Thanks again for your support.
Regards,
Jan

Hi Jan,

It turns out the Case Switch Data (END) node is also one of the few nodes that, for large input tables, require a considerable amount of main memory (more precisely, required memory is linear to the size of input data). The node configuration already hints at that:

image

To detect duplicate row keys among the tables at its input ports, which it attempts to append, it maintains a set of row keys which it has already encountered. The size of this set in memory increases with the length of the input tables and the length of the row keys. Unfortunately, setting the node to “Write tables to disk” has no effect here, since this setting only affects the memory policy for the tables generated at the node’s output ports.
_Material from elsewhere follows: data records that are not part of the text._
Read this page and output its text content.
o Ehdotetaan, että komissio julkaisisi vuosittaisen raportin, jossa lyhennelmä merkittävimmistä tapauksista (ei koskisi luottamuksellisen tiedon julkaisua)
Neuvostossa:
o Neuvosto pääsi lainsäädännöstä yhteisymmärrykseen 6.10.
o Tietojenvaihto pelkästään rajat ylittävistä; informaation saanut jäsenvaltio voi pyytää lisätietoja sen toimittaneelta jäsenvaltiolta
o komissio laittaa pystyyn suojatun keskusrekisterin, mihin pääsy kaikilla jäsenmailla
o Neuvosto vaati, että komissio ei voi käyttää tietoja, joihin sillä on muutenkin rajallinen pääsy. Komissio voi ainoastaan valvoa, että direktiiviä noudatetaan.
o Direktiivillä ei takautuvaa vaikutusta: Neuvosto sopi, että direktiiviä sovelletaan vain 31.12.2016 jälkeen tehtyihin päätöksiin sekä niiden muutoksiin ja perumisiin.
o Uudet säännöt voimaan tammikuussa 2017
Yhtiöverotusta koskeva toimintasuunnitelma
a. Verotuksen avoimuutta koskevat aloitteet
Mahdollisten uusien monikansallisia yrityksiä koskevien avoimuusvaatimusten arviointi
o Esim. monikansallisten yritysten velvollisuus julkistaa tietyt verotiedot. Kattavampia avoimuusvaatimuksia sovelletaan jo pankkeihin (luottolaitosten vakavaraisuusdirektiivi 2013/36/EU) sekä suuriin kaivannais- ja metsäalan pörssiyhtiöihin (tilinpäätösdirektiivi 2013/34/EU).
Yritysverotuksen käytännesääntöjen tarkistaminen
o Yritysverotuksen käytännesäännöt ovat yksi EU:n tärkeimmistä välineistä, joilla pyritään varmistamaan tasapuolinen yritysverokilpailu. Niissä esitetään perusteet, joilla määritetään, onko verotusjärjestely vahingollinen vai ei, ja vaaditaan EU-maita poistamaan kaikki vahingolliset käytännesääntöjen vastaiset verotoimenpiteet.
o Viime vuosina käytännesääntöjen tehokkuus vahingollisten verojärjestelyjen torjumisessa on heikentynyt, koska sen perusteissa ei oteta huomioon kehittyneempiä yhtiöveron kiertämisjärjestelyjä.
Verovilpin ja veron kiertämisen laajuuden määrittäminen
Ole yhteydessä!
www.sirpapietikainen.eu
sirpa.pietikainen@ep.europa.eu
The reason you’re seeing an OutOfMemoryError now whereas previously you wouldn’t could be that KNIME 4.0 allocates more of its available memory to cached tables (at the output ports of other nodes). What I can tell you is that the upcoming minor release of KNIME Analytics Platform will improve upon that by allowing the garbage collector to collect tables earlier and more aggressively should memory become scarce.

Independently of that, I think we should improve the Case Switch Data (END) node in two ways:

  1. It should simply forward its input if only one of its three inputs contains data.
  2. If memory becomes scarce while the node is assembling the set of row keys, it should make use of some fallback strategy with a non-linear memory footprint.

I’ve created tickets for these improvements in our internal ticketing system.